Communication of Results
All results and assessments must be communicated in the form of a technical report. Reports may be issued periodically during and after the conclusion of an interdiction event to keep decision makers apprised of recent data and insights from the investigation. For example, the laboratory could issue reports to coincide with the availability of results from the sequence of techniques and methods in Table 1 (24 hours, one week, two months). However, a final report must also be issued after the conclusion of the event. The nuclear forensics laboratory should identify all data and other information used in the assessment and include the rationale for the conclusion. The laboratory should also identify any information that conflicts with the assessment and why they are choosing to disregard or discount that information.
Ideally, there should be an unambiguous method of specifying the confidence in the conclusions to decision-makers.
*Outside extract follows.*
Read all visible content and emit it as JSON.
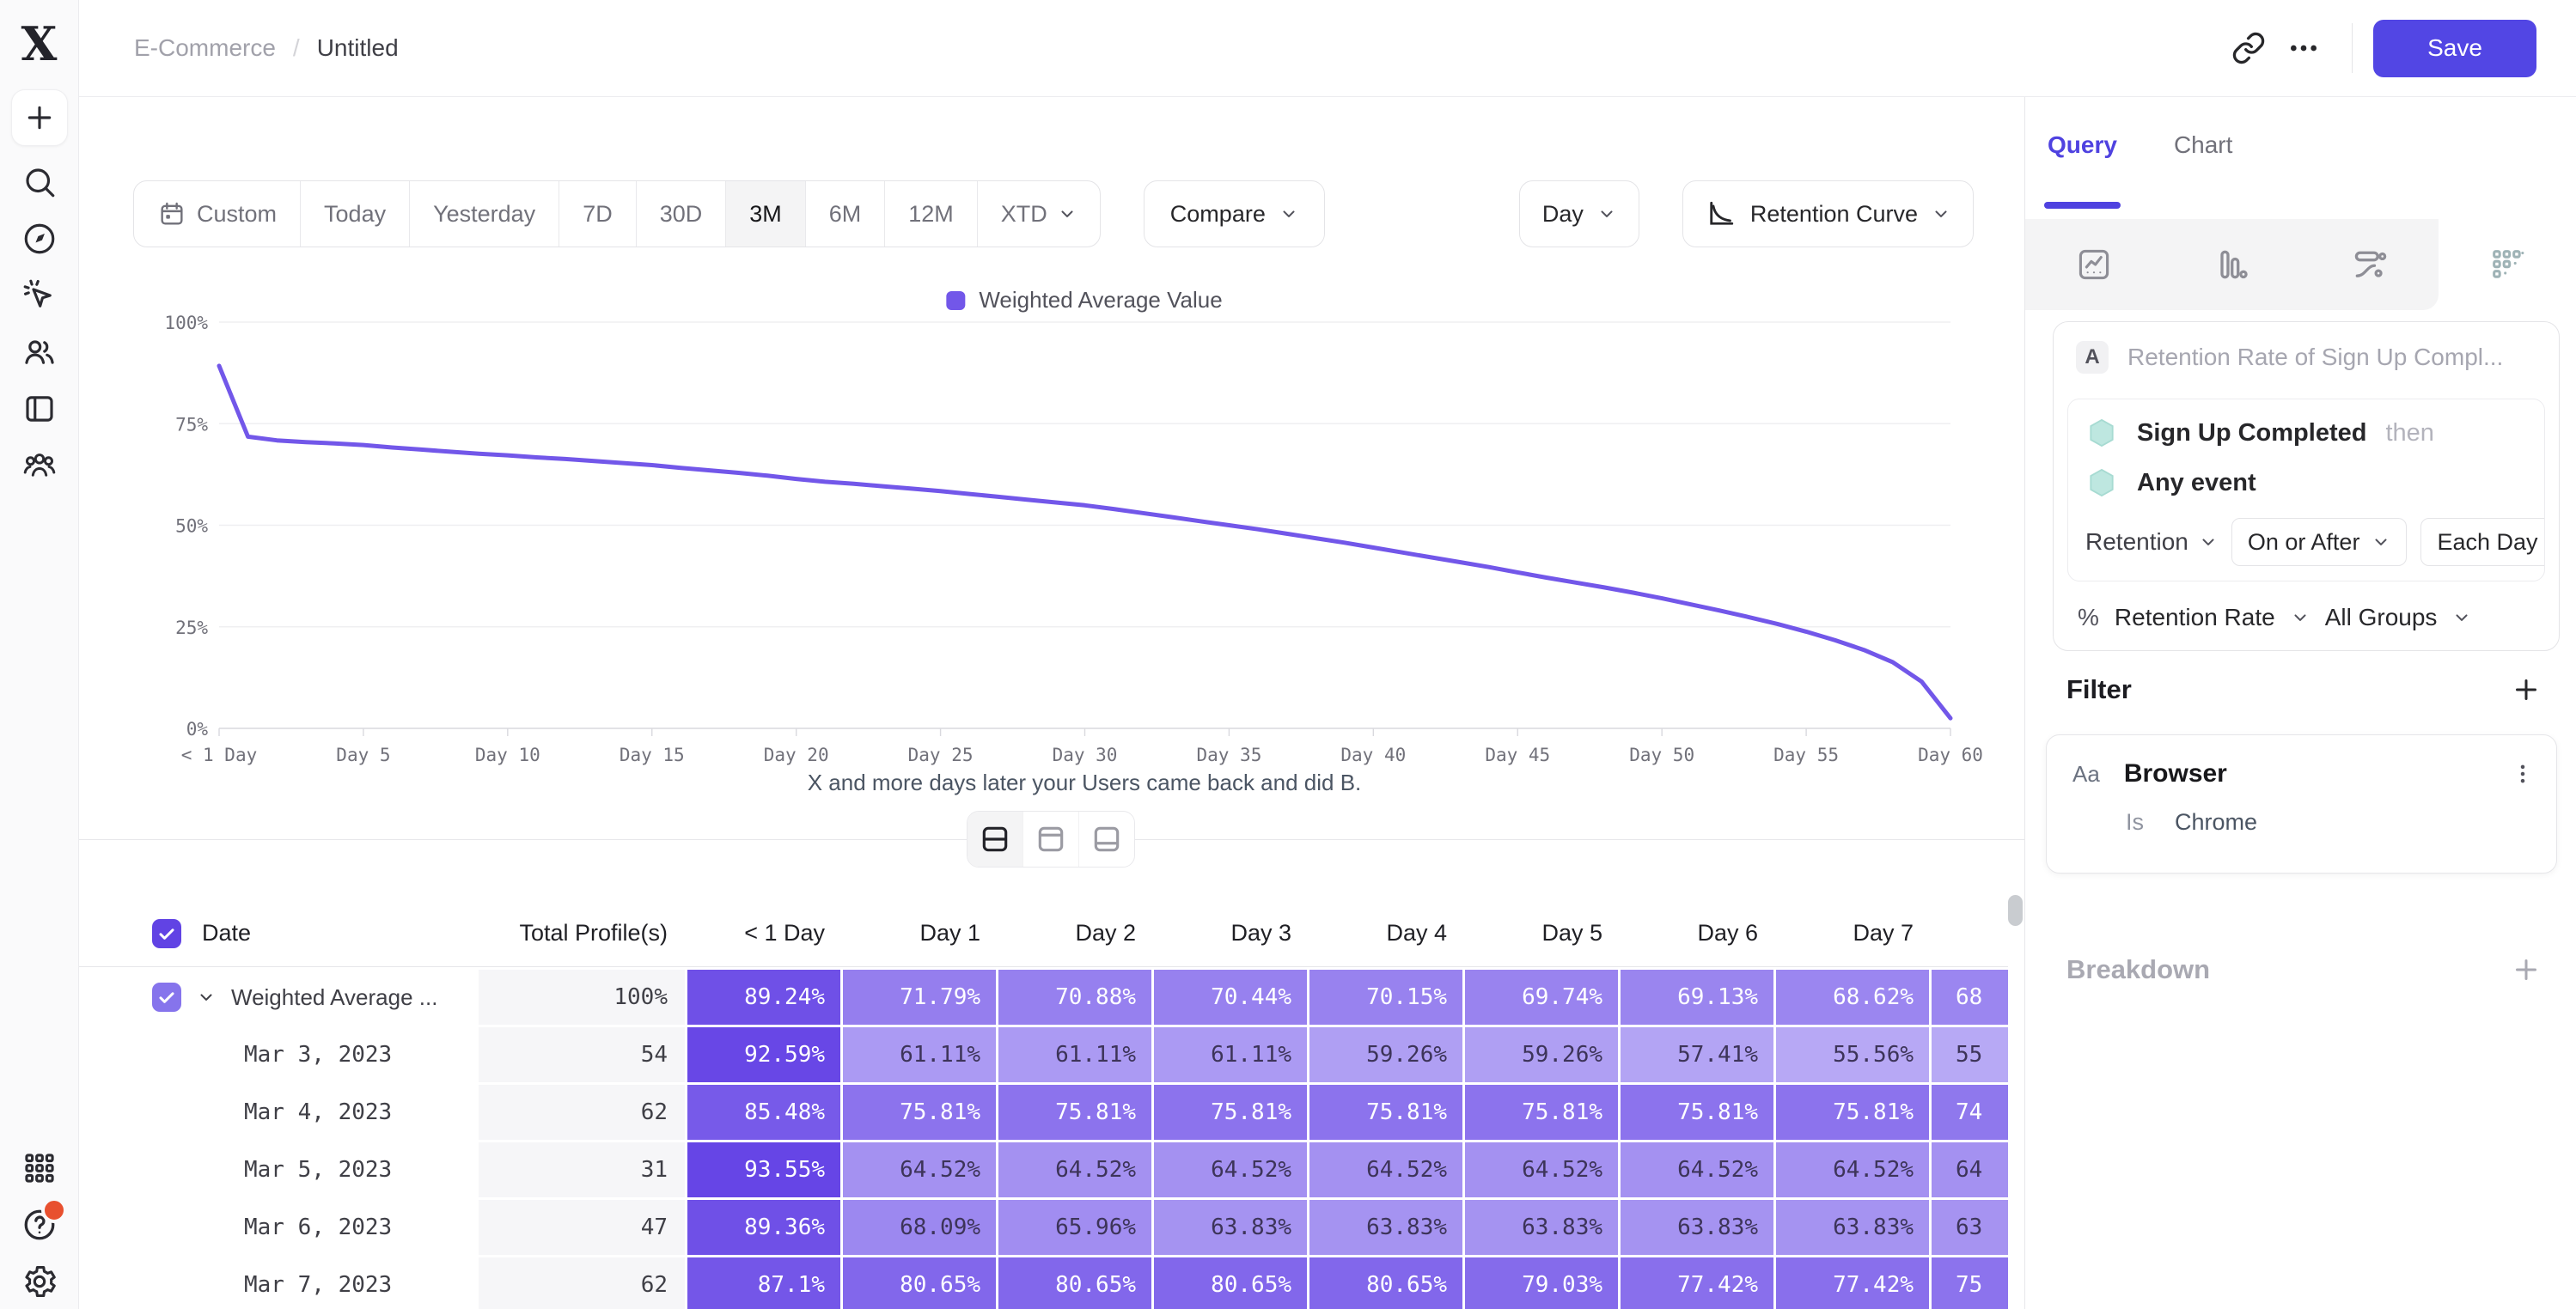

The international nuclear forensics community has not yet reached a consensus on such a method. It is difficult to summarize a vast body of evidence, each with its own uncertainty, with a single categorization. However, such a categorization must be made to communicate the strength of the evidence to decision makers who might not have the requisite technical background to rigorously evaluate all stages of data acquisition and analysis. Therefore, nuclear forensic researchers are seeking to develop and demonstrate methods to articulate confidence in nuclear forensics interpretations that are based on combining disparate data and information. The articulation of confidence when formulating conclusions based on disparate datasets is at the heart of enabling credible interpretations of nuclear forensics data.